The hdbscan package comes equipped with visualization tools to help you
understand your clustering results. After fitting data the clusterer
object has attributes for:

* The condensed cluster hierarchy
* The robust single linkage cluster hierarchy
* The reachability distance minimal spanning tree

All of which come equipped with methods for plotting and converting
to Pandas or NetworkX for further analysis. See the notebook on
`how HDBSCAN works <http://nbviewer.jupyter.org/github/lmcinnes/hdbscan/blob/master/notebooks/How%20HDBSCAN%20Works.ipynb>`_ for examples and further details.

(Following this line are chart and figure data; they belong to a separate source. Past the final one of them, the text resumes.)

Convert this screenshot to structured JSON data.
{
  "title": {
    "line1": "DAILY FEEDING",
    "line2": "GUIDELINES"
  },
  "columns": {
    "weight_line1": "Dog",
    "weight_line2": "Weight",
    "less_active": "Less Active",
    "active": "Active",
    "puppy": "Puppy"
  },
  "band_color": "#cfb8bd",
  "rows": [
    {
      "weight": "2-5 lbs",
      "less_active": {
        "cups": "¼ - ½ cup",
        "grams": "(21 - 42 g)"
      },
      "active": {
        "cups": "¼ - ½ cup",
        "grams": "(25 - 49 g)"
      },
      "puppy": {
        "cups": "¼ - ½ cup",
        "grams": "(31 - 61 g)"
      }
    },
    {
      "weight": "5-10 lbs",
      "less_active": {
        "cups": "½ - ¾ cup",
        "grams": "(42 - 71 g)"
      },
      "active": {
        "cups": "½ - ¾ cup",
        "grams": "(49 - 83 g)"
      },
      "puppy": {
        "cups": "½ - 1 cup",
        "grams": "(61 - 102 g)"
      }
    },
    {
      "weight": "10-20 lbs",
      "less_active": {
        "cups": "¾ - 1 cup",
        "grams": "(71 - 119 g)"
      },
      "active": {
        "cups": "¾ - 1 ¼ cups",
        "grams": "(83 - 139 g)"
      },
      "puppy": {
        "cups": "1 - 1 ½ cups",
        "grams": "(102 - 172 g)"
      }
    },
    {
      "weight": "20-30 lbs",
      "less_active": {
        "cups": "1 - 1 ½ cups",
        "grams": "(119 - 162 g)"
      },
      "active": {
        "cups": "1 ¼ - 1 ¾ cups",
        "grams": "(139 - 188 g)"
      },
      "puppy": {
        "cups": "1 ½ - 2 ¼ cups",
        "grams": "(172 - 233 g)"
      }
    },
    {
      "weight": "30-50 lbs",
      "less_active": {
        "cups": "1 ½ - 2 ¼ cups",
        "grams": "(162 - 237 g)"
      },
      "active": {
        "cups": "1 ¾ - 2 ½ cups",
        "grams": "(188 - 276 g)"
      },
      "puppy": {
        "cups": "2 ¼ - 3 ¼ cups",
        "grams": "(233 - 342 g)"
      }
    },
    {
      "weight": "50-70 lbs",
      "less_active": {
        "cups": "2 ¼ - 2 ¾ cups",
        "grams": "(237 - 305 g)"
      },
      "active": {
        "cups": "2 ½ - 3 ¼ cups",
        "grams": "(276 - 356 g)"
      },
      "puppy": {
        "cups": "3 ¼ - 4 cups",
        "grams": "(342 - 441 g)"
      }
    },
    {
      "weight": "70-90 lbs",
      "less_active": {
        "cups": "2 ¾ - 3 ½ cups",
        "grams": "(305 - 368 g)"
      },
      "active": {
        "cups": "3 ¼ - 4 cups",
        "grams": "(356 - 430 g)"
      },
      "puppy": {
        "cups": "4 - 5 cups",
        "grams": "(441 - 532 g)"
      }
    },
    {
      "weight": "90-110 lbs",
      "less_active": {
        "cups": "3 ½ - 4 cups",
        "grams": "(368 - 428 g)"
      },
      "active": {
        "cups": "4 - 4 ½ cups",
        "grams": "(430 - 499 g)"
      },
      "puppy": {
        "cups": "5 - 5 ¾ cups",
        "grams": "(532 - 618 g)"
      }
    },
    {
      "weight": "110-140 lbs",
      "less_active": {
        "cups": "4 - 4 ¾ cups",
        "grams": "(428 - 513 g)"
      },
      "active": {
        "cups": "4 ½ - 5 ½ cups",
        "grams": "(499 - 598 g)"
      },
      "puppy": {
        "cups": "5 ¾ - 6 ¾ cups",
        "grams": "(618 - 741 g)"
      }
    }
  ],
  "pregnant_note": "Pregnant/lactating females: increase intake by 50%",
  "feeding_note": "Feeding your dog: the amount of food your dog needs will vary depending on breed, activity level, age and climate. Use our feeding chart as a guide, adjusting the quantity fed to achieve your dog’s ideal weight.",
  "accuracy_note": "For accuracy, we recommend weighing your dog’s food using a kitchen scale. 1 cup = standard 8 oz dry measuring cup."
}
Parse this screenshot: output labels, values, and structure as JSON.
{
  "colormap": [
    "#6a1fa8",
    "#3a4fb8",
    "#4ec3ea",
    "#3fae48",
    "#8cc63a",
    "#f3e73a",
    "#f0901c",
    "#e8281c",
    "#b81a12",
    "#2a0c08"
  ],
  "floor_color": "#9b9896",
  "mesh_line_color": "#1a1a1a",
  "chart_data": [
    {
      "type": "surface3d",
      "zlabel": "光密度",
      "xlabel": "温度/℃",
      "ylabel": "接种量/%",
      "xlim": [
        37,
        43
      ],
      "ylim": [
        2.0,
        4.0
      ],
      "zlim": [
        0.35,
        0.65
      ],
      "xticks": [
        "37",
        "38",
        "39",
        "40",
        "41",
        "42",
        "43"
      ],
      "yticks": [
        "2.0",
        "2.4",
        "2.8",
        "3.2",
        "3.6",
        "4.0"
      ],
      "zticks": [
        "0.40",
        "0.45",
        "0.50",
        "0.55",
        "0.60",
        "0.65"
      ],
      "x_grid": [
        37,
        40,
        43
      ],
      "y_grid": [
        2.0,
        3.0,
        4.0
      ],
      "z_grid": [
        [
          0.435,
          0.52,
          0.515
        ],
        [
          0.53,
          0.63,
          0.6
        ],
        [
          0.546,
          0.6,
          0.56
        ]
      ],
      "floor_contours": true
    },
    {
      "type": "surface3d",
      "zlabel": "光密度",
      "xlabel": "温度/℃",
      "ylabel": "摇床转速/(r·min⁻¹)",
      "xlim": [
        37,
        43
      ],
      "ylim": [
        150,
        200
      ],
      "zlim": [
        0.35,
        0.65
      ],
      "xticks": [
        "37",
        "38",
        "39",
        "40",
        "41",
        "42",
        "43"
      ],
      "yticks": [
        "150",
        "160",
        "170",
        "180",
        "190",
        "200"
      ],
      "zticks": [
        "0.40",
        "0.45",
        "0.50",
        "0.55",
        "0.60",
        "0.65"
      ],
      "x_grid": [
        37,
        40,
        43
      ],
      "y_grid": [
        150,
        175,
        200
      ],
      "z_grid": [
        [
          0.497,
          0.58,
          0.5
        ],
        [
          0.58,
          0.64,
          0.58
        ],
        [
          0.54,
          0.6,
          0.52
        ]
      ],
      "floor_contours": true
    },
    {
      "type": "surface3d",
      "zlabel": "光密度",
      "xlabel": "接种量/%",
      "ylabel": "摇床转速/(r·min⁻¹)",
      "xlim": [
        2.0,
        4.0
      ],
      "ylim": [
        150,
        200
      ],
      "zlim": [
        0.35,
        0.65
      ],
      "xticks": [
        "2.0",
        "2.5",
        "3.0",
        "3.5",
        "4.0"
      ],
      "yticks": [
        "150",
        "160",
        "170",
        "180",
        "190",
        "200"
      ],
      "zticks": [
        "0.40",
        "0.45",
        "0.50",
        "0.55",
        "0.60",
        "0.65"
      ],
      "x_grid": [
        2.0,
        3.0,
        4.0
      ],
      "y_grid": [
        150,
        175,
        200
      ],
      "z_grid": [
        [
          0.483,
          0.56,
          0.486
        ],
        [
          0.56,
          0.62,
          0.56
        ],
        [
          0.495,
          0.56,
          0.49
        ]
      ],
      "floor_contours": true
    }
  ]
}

The clusterer objects also have an attribute providing cluster membership
strengths, resulting in optional soft clustering (and no further compute 
expense)

---------------------
Robust single linkage
---------------------

The hdbscan package also provides support for the *robust single linkage*
clustering algorithm of Chaudhuri and Dasgupta. As with the HDBSCAN 
implementation this is a high performance version of the algorithm 
outperforming scipy's standard single linkage implementation. The
robust single linkage hierarchy is available as an attribute of
the robust single linkage clusterer, again with the ability to plot
or export the hierarchy, and to extract flat clusterings at a given
cut level and gamma value.

Example usage:

.. code:: python

    import hdbscan

    clusterer = hdbscan.RobustSingleLinkage(cut=0.125, k=7)
    cluster_labels = clusterer.fit_predict(data)
    hierarchy = clusterer.cluster_hierarchy_
    alt_labels = hierarchy.get_clusters(0.100, 5)
    hierarchy.plot()


Based on the paper:
    K. Chaudhuri and S. Dasgupta.
    *"Rates of convergence for the cluster tree."*
    In Advances in Neural Information Processing Systems, 2010.

----------
Installing
----------

Fast install, presuming you have sklearn and all its requirements installed:

.. code:: bash

    pip install hdbscan

If pip is having difficulties pulling the dependencies then we'd suggest installing
the dependencies manually using anaconda followed by pulling hdbscan from pip:

.. code:: bash

    conda install cython
    conda install scikit-learn
    pip install hdbscan

For a manual install get this package:

.. code:: bash

    wget https://github.com/lmcinnes/hdbscan/archive/master.zip
    unzip master.zip
    rm master.zip
    cd hdbscan-master

Install the requirements

.. code:: bash

    sudo pip install -r requirements.txt

or

.. code:: bash

    conda install scikit-learn cython

Install the package

.. code:: bash

    python setup.py install

Coming soon: installing via conda.

---------
Licensing
---------

The hdbscan package is 3-clause BSD licensed. Enjoy.